Allah (c.c), bir gün vahiy yoluyla Hz. Musa (a.s)’a;
⁃ Ey Musa! Benim için bir amel işledin mi? diye sordu. Musa (a.s),
⁃ Ya Rabbi! Namaz kıldım, oruç tuttum, sadaka verdim ve seni zikrettim, der. Allah (c.c),
⁃ Ya Musa! Kıldığın namaz senin için kıyamette delil olacaktır. Tuttuğun oruç, ateşte sana kalkan olacaktır. Sadaka, seni kıyamette gölgelendirecektir. Zikir ise yolunun nuru olacaktır. Bunlar senin içindir. Sen, sırf benim için hangi ameli yaptın? Musa (a.s),
⁃ Ya Rabbi! Bana, sırf senin için yapabileceğim bir amel öğret.

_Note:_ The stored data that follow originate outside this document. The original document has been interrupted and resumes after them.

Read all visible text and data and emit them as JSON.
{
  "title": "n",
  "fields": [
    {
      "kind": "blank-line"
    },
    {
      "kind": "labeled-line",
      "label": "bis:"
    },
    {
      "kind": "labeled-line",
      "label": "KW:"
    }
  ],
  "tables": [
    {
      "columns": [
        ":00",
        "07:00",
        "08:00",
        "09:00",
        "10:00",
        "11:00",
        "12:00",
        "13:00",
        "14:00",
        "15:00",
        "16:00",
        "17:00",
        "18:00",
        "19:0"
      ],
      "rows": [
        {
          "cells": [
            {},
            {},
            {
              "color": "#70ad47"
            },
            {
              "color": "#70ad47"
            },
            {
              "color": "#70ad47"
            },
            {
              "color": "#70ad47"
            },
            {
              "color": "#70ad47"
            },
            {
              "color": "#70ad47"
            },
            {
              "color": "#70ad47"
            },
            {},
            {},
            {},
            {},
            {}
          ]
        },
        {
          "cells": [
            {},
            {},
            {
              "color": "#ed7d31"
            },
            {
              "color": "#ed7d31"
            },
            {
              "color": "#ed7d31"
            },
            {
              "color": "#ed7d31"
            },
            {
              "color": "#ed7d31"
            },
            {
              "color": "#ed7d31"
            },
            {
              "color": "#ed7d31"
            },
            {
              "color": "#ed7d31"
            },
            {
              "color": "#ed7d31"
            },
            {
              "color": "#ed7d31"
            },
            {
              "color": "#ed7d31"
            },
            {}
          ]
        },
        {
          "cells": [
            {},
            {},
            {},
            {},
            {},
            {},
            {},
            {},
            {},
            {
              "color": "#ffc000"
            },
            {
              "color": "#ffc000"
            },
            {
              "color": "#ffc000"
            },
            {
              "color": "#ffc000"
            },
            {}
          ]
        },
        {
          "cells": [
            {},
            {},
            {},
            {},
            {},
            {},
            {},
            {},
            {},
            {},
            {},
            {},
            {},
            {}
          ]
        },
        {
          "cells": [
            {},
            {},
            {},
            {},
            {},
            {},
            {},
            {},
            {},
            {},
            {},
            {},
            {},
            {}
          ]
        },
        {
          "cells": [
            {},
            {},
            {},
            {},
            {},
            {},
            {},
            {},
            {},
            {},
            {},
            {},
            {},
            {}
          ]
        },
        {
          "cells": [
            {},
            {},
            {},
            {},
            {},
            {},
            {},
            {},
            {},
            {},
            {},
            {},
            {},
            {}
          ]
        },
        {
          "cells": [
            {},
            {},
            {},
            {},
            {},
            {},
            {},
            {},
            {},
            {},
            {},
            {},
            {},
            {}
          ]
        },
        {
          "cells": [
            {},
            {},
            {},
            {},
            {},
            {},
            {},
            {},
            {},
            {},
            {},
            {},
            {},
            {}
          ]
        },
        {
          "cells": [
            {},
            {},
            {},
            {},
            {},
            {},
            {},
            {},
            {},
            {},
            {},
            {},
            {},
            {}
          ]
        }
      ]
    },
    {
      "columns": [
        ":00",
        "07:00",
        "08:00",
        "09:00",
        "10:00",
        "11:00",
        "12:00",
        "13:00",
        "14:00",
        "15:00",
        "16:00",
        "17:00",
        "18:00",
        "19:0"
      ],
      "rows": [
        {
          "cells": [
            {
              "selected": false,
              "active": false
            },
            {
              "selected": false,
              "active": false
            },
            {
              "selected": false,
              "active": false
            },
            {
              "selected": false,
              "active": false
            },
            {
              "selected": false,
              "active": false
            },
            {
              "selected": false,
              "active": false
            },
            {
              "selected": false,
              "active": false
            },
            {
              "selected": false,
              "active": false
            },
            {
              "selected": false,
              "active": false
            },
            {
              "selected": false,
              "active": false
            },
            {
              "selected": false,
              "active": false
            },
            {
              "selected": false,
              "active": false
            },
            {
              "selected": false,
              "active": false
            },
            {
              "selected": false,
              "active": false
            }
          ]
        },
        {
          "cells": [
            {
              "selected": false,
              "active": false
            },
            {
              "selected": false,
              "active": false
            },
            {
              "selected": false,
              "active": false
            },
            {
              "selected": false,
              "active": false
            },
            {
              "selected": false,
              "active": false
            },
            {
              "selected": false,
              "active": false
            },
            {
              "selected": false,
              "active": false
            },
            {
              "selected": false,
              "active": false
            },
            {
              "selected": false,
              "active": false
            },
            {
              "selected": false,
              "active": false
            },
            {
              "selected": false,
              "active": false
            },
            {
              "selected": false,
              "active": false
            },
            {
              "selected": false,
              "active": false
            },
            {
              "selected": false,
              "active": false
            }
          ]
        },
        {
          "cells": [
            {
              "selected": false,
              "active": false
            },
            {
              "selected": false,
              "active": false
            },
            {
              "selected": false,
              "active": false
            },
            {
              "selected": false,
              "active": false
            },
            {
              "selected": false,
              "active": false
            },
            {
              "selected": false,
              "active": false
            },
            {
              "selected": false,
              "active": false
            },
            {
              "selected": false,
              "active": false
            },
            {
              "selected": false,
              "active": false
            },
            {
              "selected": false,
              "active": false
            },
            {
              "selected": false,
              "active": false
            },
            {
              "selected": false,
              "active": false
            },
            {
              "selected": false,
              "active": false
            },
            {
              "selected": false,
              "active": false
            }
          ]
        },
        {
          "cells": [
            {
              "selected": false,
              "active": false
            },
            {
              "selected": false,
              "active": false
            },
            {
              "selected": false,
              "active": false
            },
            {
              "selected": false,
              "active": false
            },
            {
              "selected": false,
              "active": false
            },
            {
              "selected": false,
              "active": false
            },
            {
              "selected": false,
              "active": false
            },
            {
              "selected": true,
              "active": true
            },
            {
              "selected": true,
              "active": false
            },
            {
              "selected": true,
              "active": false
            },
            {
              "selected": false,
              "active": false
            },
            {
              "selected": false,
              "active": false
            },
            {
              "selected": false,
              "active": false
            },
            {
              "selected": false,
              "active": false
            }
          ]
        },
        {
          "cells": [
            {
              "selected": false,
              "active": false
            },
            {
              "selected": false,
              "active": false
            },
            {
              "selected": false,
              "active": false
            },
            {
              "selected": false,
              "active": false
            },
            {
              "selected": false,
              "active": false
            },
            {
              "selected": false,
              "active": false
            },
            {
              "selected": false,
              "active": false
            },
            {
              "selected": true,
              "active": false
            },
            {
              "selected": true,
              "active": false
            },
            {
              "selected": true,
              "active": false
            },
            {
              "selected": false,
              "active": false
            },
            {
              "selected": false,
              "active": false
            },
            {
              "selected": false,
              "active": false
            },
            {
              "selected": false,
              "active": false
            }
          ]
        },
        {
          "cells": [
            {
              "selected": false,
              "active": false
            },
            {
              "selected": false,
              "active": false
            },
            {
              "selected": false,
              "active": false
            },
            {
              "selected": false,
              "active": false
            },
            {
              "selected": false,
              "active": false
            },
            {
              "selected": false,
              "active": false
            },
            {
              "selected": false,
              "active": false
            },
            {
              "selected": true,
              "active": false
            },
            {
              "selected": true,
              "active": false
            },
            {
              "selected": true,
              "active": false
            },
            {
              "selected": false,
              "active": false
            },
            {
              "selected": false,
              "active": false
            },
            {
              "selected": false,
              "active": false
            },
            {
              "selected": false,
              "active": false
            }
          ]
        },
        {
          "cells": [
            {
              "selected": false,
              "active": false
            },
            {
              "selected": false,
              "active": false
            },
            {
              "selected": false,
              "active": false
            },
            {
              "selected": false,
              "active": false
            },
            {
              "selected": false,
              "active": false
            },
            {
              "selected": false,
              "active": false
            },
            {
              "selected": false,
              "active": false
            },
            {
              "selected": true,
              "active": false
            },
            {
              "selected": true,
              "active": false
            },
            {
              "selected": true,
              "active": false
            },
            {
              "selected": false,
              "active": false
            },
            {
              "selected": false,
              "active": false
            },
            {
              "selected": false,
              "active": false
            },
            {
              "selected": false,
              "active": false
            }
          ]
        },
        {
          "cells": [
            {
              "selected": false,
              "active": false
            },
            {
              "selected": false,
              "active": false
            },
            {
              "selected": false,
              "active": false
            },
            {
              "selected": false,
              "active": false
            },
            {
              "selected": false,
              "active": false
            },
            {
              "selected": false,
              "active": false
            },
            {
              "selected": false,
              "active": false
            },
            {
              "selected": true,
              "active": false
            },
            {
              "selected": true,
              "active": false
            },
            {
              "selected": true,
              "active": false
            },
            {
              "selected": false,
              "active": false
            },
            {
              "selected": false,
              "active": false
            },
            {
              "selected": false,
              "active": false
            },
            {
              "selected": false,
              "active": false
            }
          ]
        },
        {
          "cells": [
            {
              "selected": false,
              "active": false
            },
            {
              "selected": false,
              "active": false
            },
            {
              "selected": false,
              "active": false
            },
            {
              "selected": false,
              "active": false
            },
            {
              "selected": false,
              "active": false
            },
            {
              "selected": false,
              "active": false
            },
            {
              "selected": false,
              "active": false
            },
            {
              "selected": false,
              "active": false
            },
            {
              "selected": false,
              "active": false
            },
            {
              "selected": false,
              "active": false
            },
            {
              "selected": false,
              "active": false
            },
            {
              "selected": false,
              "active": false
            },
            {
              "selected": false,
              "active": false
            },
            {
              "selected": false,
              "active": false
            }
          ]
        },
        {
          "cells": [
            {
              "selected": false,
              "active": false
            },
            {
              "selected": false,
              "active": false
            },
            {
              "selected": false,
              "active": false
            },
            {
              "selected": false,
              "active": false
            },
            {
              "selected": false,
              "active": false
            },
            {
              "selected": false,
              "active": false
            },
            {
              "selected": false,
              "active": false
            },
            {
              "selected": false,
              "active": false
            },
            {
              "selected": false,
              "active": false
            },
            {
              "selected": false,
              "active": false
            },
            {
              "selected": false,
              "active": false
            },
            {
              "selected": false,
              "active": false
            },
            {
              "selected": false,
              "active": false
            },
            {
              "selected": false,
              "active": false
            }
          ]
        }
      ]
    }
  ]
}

⁃ Ya Musa! Sırf benim için dost edindin mi? Sırf benim için bir kimseye düşman oldun mu? Diye sordu. Musa (a.s), bu sözlerden sonra şöyle buyurdu:
“Amellerin en faziletlisi, Allah için sevmek ve Allah için buğzetmektir.”

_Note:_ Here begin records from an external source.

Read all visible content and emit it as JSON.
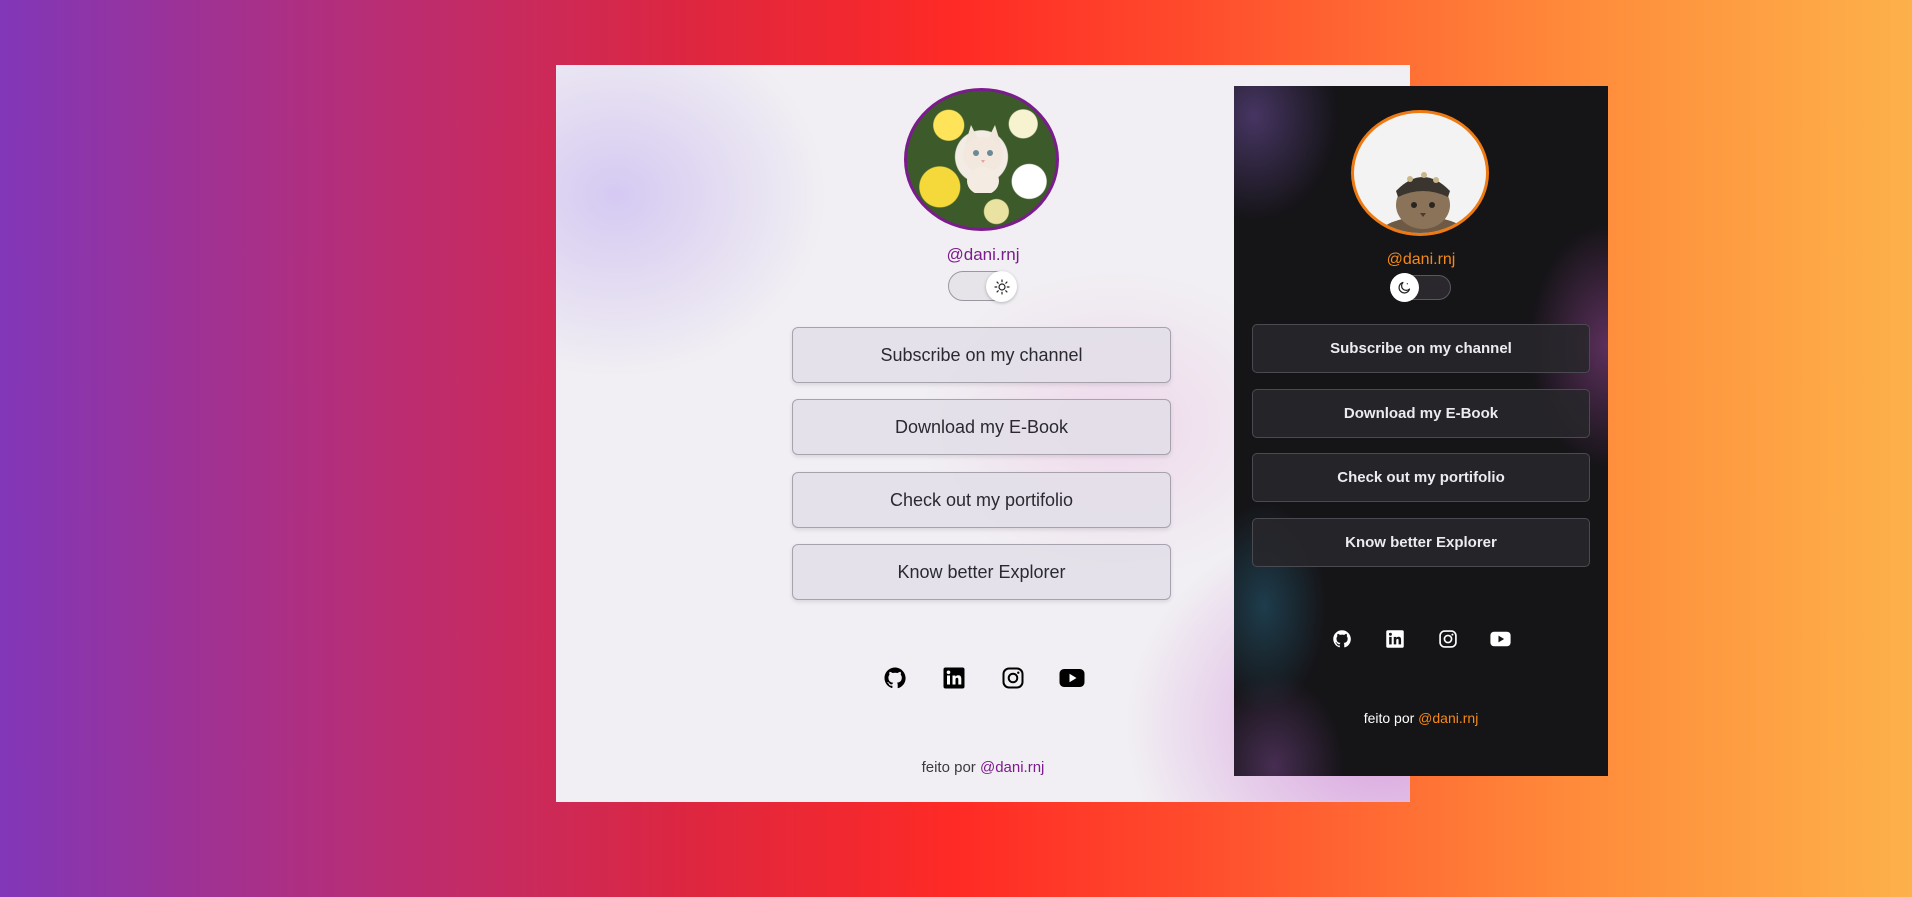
{
  "light": {
    "handle": "@dani.rnj",
    "theme_icon": "sun-icon",
    "buttons": [
      {
        "label": "Subscribe on my channel"
      },
      {
        "label": "Download my E-Book"
      },
      {
        "label": "Check out my portifolio"
      },
      {
        "label": "Know better Explorer"
      }
    ],
    "socials": [
      "github-icon",
      "linkedin-icon",
      "instagram-icon",
      "youtube-icon"
    ],
    "footer": {
      "prefix": "feito por",
      "link": "@dani.rnj"
    },
    "colors": {
      "accent": "#7b1c8c",
      "background": "#f1eff3"
    }
  },
  "dark": {
    "handle": "@dani.rnj",
    "theme_icon": "moon-icon",
    "buttons": [
      {
        "label": "Subscribe on my channel"
      },
      {
        "label": "Download my E-Book"
      },
      {
        "label": "Check out my portifolio"
      },
      {
        "label": "Know better Explorer"
      }
    ],
    "socials": [
      "github-icon",
      "linkedin-icon",
      "instagram-icon",
      "youtube-icon"
    ],
    "footer": {
      "prefix": "feito por",
      "link": "@dani.rnj"
    },
    "colors": {
      "accent": "#f58a18",
      "background": "#151417"
    }
  },
  "page": {
    "colors": {
      "gradient_start": "#8137b8",
      "gradient_mid": "#ff2a25",
      "gradient_end": "#fdb14a"
    }
  }
}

Rabbimiz katında kulların değeri ırk, sosyal statü, makam mevki sahibi olmak, yoksul veya zengin olmak, yaşlı veya genç olmak değildir. Onun rızasını kazanmak için çalışan herkes değerlidir. Nitekim bu hususta Ebu Hureyre (r.a)‘dan gelen rivayette Nebî (s.a.v) şöyle buyurdu:
“Allah, sizin dış görünüşünüze ve mallarınıza bakmaz. O, sizin kalplerinize ve işlerinize bakar.” (Müslim, no: 2564.)

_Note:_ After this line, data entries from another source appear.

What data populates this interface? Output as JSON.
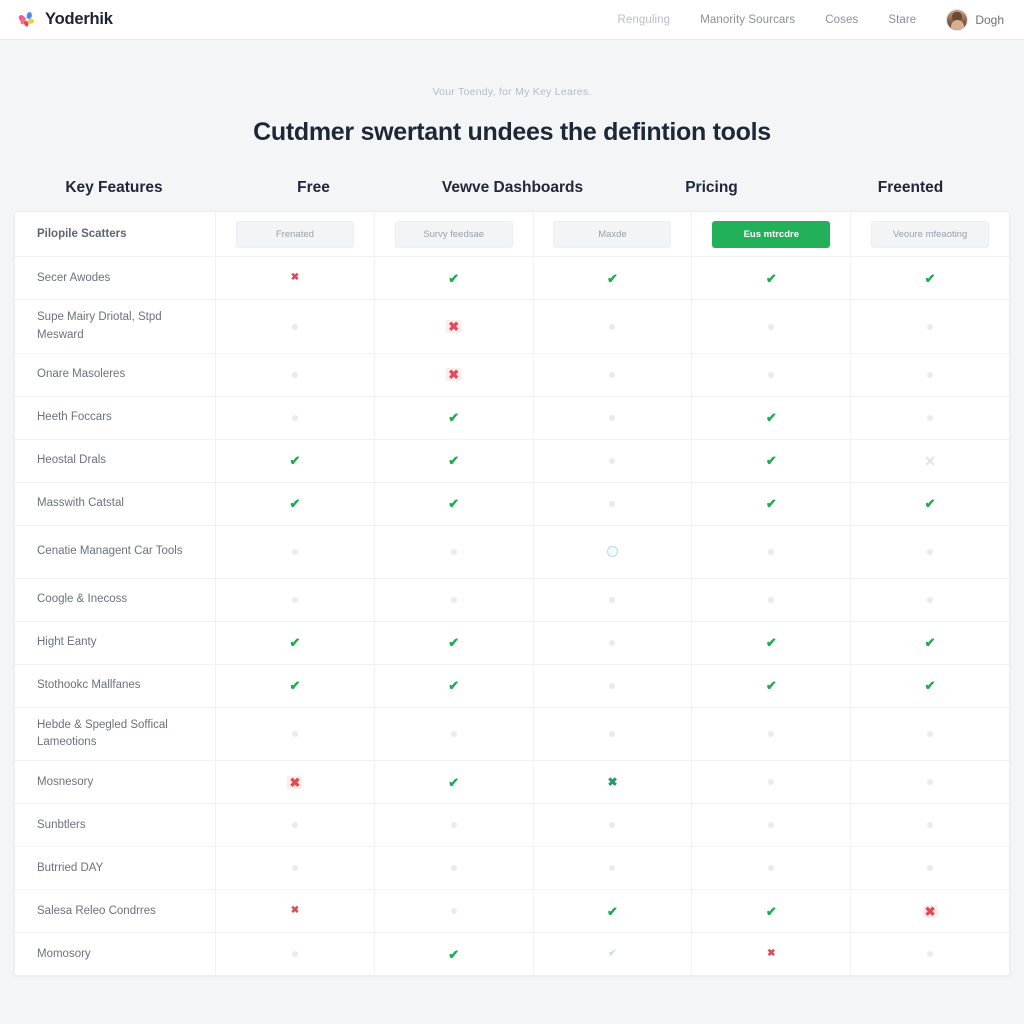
{
  "header": {
    "brand": "Yoderhik",
    "logo_icon": "pinwheel-logo-icon",
    "nav": [
      {
        "label": "Renguling",
        "dim": true
      },
      {
        "label": "Manority Sourcars",
        "dim": false
      },
      {
        "label": "Coses",
        "dim": false
      },
      {
        "label": "Stare",
        "dim": false
      }
    ],
    "user": {
      "name": "Dogh",
      "avatar_icon": "user-avatar"
    }
  },
  "hero": {
    "eyebrow": "Vour Toendy, for My Key Leares.",
    "title": "Cutdmer swertant undees the defintion tools"
  },
  "columns": [
    "Key Features",
    "Free",
    "Vewve Dashboards",
    "Pricing",
    "Freented"
  ],
  "colors": {
    "accent_green": "#22b159",
    "check_green": "#1faa54",
    "cross_red": "#e14a52",
    "text_dark": "#1d2736",
    "text_muted": "#6a727d",
    "page_bg": "#f3f5f7"
  },
  "badge_row": {
    "label": "Pilopile Scatters",
    "badges": [
      {
        "label": "Frenated",
        "active": false
      },
      {
        "label": "Survy feedsae",
        "active": false
      },
      {
        "label": "Maxde",
        "active": false
      },
      {
        "label": "Eus mtrcdre",
        "active": true
      },
      {
        "label": "Veoure mfeaoting",
        "active": false
      }
    ]
  },
  "rows": [
    {
      "label": "Secer Awodes",
      "tall": false,
      "marks": [
        "x-sm",
        "check",
        "check",
        "check",
        "check"
      ]
    },
    {
      "label": "Supe Mairy Driotal, Stpd Mesward",
      "tall": true,
      "marks": [
        "dot",
        "x",
        "dot",
        "dot",
        "dot"
      ]
    },
    {
      "label": "Onare Masoleres",
      "tall": false,
      "marks": [
        "dot",
        "x",
        "dot",
        "dot",
        "dot"
      ]
    },
    {
      "label": "Heeth Foccars",
      "tall": false,
      "marks": [
        "dot",
        "check",
        "dot",
        "check",
        "dot"
      ]
    },
    {
      "label": "Heostal Drals",
      "tall": false,
      "marks": [
        "check",
        "check",
        "dot",
        "check",
        "x-faint"
      ]
    },
    {
      "label": "Masswith Catstal",
      "tall": false,
      "marks": [
        "check",
        "check",
        "dot",
        "check",
        "check"
      ]
    },
    {
      "label": "Cenatie Managent Car Tools",
      "tall": true,
      "marks": [
        "dot",
        "dot",
        "circle",
        "dot",
        "dot"
      ]
    },
    {
      "label": "Coogle & Inecoss",
      "tall": false,
      "marks": [
        "dot",
        "dot",
        "dot",
        "dot",
        "dot"
      ]
    },
    {
      "label": "Hight Eanty",
      "tall": false,
      "marks": [
        "check",
        "check",
        "dot",
        "check",
        "check"
      ]
    },
    {
      "label": "Stothookc Mallfanes",
      "tall": false,
      "marks": [
        "check",
        "check",
        "dot",
        "check",
        "check"
      ]
    },
    {
      "label": "Hebde & Spegled Soffical Lameotions",
      "tall": true,
      "marks": [
        "dot",
        "dot",
        "dot",
        "dot",
        "dot"
      ]
    },
    {
      "label": "Mosnesory",
      "tall": false,
      "marks": [
        "x",
        "check",
        "x-green",
        "dot",
        "dot"
      ]
    },
    {
      "label": "Sunbtlers",
      "tall": false,
      "marks": [
        "dot",
        "dot",
        "dot",
        "dot",
        "dot"
      ]
    },
    {
      "label": "Butrried DAY",
      "tall": false,
      "marks": [
        "dot",
        "dot",
        "dot",
        "dot",
        "dot"
      ]
    },
    {
      "label": "Salesa Releo Condrres",
      "tall": false,
      "marks": [
        "x-sm",
        "dot",
        "check",
        "check",
        "x"
      ]
    },
    {
      "label": "Momosory",
      "tall": false,
      "marks": [
        "dot",
        "check",
        "check-faint",
        "x-sm",
        "dot"
      ]
    }
  ]
}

Bir işin iyi olabilmesi için niyetin sağlam ve halis olması gerekmektedir. Niyet bozuksa yapılan işin tecellisi ne kadar iyi olursa olsun o işin akıbeti hüsran olacaktır. Riya, insanlara yaranma, gereksiz övgü kazanmak için yapılan ameller için Peygamber Efendimiz (s.a.v) şöyle buyurmuştur:
“Ameller niyete göredir. Herkes sadece niyetinin karşılığını alır. Kim Allah ve Resûlü için hicret ederse, hicreti Allah ve Resûlü"nedir. Kim de erişeceği bir dünyalık veya evleneceği bir kadından dolayı hicret ederse, onun hicreti de hicretine sebep olan şeyedir.”
Hicretimiz Allah’a ve Resûlüne olsun.